Many students and graduates ask if they will need to write a cover letter – well, the jury is still out. Companies have piles and piles (virtual, of course) of resumes from eager applicants and many times will not have enough hours in the day to read a cover letter.  A college recruiter from the National Association of Insurance Commissioners shared that “resumes should be short and sweet – cover letters mean more reading which can be tough with lots of applications.”

I have personally heard from recruiters on both sides of the aisle and because of that I still recommend applicants provide a cover letter. The idea is that I would much rather provide more quality evidence that might not be read than to not provide enough material and lose out to someone who was able to share more about themselves. The Director of Selection at Northwestern Mutual stated that she “loves cover letters” and that more “personality and passion” can provide guidance in their recruiting. Cover letters can become mundane and applicants have to use the page to make it worthwhile if recruiters are trying to choose between top candidates.

If you do opt-in and want to add a cover letter, we should go over what will be most important to include that will make your application stand out in a positive way and will help the recruiter picture you in the role.

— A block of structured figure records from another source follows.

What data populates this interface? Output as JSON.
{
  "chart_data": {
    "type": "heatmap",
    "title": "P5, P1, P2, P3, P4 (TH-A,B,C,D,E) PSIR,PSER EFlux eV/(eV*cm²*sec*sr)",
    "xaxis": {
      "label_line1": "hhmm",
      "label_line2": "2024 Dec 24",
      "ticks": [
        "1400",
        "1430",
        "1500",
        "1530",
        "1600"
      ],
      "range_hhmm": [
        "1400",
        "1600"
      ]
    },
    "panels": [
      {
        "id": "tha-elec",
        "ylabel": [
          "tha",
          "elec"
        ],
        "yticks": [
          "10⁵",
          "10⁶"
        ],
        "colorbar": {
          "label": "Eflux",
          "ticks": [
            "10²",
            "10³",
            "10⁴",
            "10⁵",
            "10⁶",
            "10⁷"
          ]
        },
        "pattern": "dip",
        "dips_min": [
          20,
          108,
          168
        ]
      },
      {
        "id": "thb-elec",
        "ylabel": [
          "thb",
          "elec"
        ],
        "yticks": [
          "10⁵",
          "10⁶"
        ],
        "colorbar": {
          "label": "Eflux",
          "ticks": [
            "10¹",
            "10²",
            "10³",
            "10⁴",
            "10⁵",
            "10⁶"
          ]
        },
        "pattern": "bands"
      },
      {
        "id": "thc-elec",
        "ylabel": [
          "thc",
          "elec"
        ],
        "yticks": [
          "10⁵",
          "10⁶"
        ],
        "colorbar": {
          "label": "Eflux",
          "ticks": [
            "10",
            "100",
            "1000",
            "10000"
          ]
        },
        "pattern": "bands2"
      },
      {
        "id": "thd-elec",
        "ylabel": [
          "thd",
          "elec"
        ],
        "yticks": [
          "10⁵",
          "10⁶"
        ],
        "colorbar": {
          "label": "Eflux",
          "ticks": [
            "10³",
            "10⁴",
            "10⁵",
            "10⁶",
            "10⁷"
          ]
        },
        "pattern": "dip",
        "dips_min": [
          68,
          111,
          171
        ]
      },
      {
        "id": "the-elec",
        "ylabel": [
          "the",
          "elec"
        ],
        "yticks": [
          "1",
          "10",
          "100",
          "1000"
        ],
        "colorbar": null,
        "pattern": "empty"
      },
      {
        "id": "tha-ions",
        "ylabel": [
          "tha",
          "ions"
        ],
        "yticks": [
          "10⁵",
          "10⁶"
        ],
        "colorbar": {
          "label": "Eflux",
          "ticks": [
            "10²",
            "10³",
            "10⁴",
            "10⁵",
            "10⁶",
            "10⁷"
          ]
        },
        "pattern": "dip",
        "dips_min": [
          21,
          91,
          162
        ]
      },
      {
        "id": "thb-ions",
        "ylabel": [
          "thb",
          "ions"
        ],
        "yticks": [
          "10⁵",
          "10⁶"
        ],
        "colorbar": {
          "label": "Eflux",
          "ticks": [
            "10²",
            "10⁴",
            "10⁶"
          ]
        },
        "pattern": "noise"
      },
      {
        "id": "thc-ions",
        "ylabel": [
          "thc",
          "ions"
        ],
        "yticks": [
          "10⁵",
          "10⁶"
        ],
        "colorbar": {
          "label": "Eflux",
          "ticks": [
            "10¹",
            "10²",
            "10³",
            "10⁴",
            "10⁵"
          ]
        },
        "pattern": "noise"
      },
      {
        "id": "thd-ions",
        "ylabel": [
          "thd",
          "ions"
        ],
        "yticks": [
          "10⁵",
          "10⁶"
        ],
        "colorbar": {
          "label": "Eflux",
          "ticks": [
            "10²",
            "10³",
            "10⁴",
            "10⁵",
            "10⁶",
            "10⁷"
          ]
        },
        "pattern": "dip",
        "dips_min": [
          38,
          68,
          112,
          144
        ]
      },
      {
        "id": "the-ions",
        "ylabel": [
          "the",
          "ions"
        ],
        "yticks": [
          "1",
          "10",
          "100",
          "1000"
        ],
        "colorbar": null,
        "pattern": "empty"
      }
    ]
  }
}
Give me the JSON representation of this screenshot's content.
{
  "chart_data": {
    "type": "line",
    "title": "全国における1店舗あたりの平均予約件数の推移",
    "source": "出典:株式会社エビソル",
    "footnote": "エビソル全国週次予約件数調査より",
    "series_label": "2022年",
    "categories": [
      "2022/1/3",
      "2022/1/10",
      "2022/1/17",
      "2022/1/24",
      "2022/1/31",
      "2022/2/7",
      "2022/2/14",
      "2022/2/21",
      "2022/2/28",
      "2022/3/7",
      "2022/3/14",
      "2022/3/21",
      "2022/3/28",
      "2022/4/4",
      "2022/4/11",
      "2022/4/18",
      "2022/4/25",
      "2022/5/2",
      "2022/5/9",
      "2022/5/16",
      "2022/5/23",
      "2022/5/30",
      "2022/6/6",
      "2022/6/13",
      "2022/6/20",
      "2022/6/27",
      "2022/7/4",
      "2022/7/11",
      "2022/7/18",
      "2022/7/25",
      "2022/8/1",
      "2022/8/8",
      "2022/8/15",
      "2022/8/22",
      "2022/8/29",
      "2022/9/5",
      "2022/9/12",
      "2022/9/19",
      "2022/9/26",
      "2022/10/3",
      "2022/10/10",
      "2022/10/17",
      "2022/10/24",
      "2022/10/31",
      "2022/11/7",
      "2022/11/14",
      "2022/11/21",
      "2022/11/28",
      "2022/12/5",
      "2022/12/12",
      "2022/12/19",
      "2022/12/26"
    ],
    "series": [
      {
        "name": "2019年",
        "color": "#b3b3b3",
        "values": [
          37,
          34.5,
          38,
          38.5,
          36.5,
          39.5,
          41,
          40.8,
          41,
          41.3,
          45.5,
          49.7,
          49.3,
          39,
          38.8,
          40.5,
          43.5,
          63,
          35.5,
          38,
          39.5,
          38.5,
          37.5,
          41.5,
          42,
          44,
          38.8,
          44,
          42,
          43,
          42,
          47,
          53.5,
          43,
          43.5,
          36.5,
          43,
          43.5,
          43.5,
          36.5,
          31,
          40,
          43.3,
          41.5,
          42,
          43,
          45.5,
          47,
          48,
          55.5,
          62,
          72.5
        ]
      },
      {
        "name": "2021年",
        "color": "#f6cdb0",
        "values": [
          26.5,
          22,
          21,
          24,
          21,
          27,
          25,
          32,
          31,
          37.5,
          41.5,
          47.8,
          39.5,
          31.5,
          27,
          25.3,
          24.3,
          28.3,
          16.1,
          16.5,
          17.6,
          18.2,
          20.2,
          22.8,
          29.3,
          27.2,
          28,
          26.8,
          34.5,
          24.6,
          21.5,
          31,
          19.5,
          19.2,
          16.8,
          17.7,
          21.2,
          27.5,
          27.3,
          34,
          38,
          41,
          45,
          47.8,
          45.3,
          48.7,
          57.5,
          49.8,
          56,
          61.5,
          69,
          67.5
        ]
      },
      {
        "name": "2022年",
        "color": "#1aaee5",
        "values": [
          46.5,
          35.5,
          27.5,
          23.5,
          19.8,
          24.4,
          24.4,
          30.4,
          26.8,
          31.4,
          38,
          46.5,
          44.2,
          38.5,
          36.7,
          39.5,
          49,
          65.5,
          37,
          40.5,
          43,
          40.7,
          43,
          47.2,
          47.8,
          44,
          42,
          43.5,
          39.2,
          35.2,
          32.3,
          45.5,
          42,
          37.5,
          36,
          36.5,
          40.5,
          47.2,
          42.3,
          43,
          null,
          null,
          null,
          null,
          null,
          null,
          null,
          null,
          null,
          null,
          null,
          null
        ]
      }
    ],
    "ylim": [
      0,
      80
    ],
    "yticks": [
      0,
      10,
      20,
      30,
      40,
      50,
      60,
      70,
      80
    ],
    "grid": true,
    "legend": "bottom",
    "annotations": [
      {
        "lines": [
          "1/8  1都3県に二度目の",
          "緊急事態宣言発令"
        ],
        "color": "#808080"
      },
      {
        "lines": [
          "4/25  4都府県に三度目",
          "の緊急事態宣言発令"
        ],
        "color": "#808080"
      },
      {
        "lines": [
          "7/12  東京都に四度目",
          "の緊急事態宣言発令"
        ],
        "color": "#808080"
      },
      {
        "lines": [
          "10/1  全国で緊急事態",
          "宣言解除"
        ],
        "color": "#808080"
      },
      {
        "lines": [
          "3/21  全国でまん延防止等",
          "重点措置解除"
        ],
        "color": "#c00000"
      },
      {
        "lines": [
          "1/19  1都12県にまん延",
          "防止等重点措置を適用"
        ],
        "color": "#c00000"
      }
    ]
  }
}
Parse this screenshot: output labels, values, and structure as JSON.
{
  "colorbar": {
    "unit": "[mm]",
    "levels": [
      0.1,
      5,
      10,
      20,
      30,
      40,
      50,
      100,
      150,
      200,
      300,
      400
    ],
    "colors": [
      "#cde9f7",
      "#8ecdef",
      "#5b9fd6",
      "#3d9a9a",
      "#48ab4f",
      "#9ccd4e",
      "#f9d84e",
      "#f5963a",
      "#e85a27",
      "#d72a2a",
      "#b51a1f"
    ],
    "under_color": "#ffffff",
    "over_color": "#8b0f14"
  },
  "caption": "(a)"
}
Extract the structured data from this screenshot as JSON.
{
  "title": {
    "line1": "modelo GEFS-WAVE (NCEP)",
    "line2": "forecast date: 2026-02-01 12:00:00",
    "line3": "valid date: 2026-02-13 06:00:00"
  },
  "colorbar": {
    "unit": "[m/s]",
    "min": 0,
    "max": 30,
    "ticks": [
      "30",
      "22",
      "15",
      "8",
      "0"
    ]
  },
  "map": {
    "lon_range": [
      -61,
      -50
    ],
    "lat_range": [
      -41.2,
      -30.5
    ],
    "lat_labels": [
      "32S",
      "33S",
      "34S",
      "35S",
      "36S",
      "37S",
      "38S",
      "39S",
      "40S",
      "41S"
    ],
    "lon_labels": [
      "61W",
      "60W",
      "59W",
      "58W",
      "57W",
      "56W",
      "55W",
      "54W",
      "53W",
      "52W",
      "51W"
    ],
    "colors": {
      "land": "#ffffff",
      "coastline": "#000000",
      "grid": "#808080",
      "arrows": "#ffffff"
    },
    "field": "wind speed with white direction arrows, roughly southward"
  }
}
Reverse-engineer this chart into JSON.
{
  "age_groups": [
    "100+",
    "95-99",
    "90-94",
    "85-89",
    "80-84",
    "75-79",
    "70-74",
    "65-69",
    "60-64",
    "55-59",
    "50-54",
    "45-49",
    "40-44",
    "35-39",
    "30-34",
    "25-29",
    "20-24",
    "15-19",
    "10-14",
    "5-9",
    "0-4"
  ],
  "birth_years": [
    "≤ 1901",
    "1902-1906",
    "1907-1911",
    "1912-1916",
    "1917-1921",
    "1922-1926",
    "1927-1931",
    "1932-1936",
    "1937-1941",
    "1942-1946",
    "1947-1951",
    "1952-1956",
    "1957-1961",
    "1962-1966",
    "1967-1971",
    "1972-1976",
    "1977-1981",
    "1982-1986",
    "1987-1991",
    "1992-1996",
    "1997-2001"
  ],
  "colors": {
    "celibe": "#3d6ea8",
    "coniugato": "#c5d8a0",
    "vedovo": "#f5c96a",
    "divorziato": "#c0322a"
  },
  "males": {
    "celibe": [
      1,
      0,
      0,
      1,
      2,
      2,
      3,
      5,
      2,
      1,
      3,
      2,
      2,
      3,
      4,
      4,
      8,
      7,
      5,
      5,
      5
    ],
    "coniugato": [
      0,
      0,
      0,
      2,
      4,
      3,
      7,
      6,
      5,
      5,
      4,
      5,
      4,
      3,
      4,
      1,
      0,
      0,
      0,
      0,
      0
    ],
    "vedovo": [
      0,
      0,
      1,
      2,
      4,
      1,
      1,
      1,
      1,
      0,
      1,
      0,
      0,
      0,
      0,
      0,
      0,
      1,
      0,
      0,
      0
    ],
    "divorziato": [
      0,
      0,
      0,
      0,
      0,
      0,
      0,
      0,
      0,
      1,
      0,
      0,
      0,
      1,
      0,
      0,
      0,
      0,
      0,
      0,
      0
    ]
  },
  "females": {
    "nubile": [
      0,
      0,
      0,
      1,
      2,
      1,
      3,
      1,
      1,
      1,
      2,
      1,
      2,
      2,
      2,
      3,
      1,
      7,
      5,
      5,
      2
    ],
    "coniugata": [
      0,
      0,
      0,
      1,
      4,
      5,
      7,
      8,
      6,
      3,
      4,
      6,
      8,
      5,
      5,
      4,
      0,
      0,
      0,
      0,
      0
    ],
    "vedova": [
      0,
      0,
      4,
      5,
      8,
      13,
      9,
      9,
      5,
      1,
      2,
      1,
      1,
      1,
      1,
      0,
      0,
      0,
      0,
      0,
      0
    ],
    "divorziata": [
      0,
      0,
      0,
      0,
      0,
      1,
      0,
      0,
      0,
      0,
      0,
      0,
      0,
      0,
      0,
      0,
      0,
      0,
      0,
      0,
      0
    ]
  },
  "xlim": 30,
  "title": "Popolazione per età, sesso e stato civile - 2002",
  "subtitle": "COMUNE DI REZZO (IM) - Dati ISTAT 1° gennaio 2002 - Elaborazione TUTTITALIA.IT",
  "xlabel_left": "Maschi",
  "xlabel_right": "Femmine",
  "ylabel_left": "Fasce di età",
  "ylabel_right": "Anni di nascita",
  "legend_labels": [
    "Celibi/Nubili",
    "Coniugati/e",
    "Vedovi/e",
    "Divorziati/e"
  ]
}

What’s in a strong cover letter?

Company knowledge

The better you understand the company and the culture of an organization, the better your personalized cover letter will be. If you are applying for a nonprofit organization, make sure that you are speaking to their goals or the cause that they work diligently on. They want to see from your application that you are knowledgeable about their company and have a clear interest in pursuing a career with them. Because of this, cover letters should be specific to the position you are applying to each time.

Personality + branding

I am writing to apply for…

I am writing to apply for…

I am writing to apply for…

Recruiters see thousands and thousands of applications for their open roles. If they are looking beyond your resume at your cover letter then they are actively searching for a deciding factor that will set candidates apart – the simple statement “I am writing to apply for” is not going to cut it. Tell a short story to sell your brand and passion for the role, if you are applying for a creative company – write in a creative manner, and always have a friend read it to make sure the message you want recruiters to see is actually coming across.

Why you?

Do NOT simply replicate your resume. A college recruiter from Cerner Corporation mentions that if you do add a cover letter to your application make sure that you provide clear statements and points as to how your past experience or current relevant skills will help move their organization in the right direction. Avoid being too overzealous by expressing that you would be able to completely transform their company [unless you can deliver] but bring strong evidence for your case within the specific position.